Central London house prices: now even millionaires are being priced out

Yesterday super-upmarket estate agent Savills said the capital's luxury housing market 'cooled' in the first quarter, while demand for big-money homes outside the centre has risen.

by Emma Haslett
Last Updated: 03 Jun 2014

All this ‘bubble’ talk about central London seems to have had an effect on house buyers: for the first time in ages, prices in Prime Central London – that’s everywhere from Mayfair to Bloomsbury to Chelsea and Notting Hill – have begun to cool, according to posh estate agent Savills, which published its first quarter results yesterday.

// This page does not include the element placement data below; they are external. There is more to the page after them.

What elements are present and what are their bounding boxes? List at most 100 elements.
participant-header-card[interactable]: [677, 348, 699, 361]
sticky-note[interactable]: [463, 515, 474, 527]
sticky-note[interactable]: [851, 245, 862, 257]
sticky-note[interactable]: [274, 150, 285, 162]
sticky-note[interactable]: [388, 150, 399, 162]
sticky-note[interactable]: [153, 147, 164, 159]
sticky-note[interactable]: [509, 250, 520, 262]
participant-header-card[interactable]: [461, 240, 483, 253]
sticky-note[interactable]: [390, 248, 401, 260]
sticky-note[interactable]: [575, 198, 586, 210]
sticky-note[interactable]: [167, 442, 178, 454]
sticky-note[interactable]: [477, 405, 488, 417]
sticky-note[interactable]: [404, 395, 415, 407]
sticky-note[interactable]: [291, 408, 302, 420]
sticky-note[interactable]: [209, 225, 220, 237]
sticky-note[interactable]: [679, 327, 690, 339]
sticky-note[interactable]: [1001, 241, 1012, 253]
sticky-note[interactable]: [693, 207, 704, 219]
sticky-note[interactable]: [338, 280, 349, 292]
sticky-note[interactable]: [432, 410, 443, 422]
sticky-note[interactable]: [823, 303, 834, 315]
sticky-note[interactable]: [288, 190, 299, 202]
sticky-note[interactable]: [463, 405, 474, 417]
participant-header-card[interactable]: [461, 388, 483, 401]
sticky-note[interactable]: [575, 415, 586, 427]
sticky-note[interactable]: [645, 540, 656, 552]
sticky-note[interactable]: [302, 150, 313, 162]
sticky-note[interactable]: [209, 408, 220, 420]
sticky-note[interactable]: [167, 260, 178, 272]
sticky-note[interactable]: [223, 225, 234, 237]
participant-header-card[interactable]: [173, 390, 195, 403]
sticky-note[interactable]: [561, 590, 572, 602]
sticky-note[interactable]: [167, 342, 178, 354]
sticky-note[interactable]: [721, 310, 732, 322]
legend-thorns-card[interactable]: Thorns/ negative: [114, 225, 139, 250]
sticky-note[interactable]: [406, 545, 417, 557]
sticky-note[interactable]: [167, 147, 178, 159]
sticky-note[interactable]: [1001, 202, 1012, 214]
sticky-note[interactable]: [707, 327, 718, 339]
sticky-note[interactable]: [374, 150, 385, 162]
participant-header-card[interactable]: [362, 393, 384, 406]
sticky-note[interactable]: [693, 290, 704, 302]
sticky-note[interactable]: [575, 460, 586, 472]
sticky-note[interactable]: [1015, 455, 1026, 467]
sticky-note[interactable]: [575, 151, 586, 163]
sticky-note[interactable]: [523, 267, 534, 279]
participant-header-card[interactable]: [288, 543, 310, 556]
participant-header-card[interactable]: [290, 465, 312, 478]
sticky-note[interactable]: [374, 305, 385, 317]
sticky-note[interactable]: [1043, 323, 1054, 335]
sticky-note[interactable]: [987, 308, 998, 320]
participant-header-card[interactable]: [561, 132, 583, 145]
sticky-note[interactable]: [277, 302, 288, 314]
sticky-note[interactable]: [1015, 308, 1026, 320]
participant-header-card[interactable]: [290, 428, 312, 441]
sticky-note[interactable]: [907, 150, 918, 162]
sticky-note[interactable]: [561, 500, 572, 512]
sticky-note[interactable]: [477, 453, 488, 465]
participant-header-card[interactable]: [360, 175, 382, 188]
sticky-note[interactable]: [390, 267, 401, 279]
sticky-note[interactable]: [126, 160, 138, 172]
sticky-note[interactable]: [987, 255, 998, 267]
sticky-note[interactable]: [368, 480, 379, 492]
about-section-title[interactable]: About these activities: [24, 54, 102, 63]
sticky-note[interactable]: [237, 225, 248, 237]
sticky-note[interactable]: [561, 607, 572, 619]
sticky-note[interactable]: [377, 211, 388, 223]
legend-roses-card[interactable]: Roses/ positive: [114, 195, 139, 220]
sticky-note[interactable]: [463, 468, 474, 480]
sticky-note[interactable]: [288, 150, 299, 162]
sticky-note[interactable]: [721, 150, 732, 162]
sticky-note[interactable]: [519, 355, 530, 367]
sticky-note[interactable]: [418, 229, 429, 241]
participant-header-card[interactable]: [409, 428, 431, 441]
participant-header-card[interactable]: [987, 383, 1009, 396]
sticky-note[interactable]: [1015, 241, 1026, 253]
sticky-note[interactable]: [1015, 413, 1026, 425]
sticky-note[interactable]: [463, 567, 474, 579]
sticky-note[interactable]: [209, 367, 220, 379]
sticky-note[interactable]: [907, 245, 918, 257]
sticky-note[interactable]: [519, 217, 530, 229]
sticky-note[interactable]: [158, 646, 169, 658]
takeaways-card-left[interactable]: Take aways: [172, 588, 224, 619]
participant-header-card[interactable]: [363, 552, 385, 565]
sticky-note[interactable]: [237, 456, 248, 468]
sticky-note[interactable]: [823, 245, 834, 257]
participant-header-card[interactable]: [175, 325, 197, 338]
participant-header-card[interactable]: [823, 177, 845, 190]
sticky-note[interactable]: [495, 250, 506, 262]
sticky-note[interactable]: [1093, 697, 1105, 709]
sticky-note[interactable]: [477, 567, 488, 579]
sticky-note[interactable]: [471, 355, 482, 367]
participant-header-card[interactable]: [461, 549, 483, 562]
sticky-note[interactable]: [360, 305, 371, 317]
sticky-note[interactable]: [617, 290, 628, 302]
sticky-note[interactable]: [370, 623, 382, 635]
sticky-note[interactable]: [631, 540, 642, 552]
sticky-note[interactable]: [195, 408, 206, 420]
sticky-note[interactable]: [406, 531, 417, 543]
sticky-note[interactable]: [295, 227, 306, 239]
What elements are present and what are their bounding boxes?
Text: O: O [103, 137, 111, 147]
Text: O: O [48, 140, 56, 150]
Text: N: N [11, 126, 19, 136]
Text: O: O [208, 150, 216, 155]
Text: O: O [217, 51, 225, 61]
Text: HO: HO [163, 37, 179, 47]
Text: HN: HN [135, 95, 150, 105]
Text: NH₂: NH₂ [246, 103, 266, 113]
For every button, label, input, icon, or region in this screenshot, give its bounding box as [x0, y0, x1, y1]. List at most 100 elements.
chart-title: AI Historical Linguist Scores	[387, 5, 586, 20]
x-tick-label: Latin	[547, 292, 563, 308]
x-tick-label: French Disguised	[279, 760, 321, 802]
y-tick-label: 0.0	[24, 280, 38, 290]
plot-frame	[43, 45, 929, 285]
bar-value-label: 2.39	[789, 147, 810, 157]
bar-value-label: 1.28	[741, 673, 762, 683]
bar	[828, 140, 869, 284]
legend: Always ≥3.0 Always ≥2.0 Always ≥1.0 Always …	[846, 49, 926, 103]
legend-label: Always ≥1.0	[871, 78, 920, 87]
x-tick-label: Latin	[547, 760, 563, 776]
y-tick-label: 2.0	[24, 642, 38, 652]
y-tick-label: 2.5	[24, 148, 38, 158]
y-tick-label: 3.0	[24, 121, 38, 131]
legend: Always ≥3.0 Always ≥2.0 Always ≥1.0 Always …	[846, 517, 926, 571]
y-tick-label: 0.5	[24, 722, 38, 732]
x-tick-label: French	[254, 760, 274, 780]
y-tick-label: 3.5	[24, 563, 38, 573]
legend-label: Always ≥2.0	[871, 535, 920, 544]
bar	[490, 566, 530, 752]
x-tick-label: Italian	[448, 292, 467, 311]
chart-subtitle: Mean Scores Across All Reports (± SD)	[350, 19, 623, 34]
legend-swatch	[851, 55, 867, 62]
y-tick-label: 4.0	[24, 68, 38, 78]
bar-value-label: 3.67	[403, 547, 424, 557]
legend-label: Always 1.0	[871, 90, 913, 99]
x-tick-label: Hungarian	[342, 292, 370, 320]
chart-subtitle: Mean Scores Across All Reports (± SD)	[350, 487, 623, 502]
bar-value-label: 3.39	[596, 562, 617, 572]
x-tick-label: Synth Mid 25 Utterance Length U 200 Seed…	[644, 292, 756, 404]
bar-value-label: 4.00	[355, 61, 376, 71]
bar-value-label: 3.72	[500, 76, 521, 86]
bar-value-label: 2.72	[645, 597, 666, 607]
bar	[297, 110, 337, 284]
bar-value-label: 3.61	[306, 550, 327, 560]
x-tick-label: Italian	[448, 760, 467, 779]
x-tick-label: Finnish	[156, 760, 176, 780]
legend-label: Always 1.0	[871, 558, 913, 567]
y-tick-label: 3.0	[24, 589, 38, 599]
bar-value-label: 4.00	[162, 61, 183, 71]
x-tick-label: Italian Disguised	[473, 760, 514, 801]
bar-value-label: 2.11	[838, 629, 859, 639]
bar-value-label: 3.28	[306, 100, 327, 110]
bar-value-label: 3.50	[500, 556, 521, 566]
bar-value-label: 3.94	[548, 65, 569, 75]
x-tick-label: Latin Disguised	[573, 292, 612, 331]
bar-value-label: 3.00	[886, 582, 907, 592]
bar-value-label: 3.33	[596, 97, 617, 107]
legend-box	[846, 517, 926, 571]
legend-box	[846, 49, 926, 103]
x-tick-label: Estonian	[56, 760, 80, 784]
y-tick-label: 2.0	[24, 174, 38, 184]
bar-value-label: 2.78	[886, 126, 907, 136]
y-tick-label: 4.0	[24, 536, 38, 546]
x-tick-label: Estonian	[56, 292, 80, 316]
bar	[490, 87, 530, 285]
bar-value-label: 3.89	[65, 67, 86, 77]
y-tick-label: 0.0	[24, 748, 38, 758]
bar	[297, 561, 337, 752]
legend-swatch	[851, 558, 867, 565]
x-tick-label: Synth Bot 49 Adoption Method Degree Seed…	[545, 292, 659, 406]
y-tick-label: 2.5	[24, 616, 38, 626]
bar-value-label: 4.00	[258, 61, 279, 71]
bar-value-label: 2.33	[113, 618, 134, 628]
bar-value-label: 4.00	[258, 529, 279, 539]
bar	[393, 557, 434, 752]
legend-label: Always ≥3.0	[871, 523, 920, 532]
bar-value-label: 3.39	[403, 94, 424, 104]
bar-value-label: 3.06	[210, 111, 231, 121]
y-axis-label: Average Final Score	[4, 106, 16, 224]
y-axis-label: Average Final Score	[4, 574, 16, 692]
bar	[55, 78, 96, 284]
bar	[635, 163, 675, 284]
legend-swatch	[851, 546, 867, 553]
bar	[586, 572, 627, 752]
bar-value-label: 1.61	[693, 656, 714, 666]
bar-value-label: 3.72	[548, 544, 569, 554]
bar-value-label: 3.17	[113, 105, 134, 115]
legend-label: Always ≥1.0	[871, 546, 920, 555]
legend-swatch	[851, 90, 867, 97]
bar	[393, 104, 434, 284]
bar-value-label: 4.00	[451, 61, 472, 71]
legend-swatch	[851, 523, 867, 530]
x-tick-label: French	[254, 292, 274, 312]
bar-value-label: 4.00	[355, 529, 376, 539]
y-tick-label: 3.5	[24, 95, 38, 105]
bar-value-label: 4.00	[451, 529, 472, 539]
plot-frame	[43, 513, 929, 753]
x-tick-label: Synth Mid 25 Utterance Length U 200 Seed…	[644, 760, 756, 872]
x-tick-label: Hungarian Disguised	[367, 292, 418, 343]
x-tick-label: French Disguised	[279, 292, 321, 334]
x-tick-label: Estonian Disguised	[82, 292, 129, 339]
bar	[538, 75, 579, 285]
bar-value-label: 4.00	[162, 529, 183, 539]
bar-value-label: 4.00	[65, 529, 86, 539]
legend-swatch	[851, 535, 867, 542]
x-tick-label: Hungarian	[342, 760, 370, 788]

Apparently prices flattened out at the end of the market most of us can only dream about: £10m plus. That coincided with a rise in demand for homes between £1m and £2m (well-appointed bedsits, then) in the north, east and south west of London. (It’s worth pointing out that anything above £2m incurs the sort of stamp duty that makes Roman Abramovich shudder).

According to a Savills spokesperson, Prime Central London is still showing about 9% year-on-year growth, about 2% in the first quarter of the year. This slowdown wasn’t unexpected: ‘This is in the tiny sliver at the top of the market where values are about 50% above peak [ie. pre-recession]. They’ve had a bit of a storm and they need to pause for breath. It’s completely expected, and if anything a bit overdue.’

Indeed: Savills’ most recent forecast shows house price growth will slow from 8.5% this year to 6% in 2015, 4% in 2016 and 2% the following year. Which is at least a bit of good news for savers desperately trying to make their deposits catch up with inflation in prices.

?That said, Savills and its rival, Knight Frank, have been predicting a slowdown in the sector for several months now, and we have yet to see anything particularly noteworthy. Critics of the Help to Buy scheme say the government should scrap it to cool down demand.

Admittedly, with its £600,000 cap, Help to Buy isn’t even close to applying to the capital’s most expensive homes. But, as with everything, a rise in prices at the top end of the market will eventually filter down. And although slowing demand in £10m+ properties suggests the number of job-creators (ie. super rich entrepreneurs and business people) is slowing, it’s sales of one-bed new-builds in Forest Hill and Norbiton that will keep the recovery ticking over.

So ludicrous prices like the £140m some poor sod paid for a flat in One Hyde Park affect the entire market. But that’s supply and demand, innit? Build more homes, and property prices will look after themselves.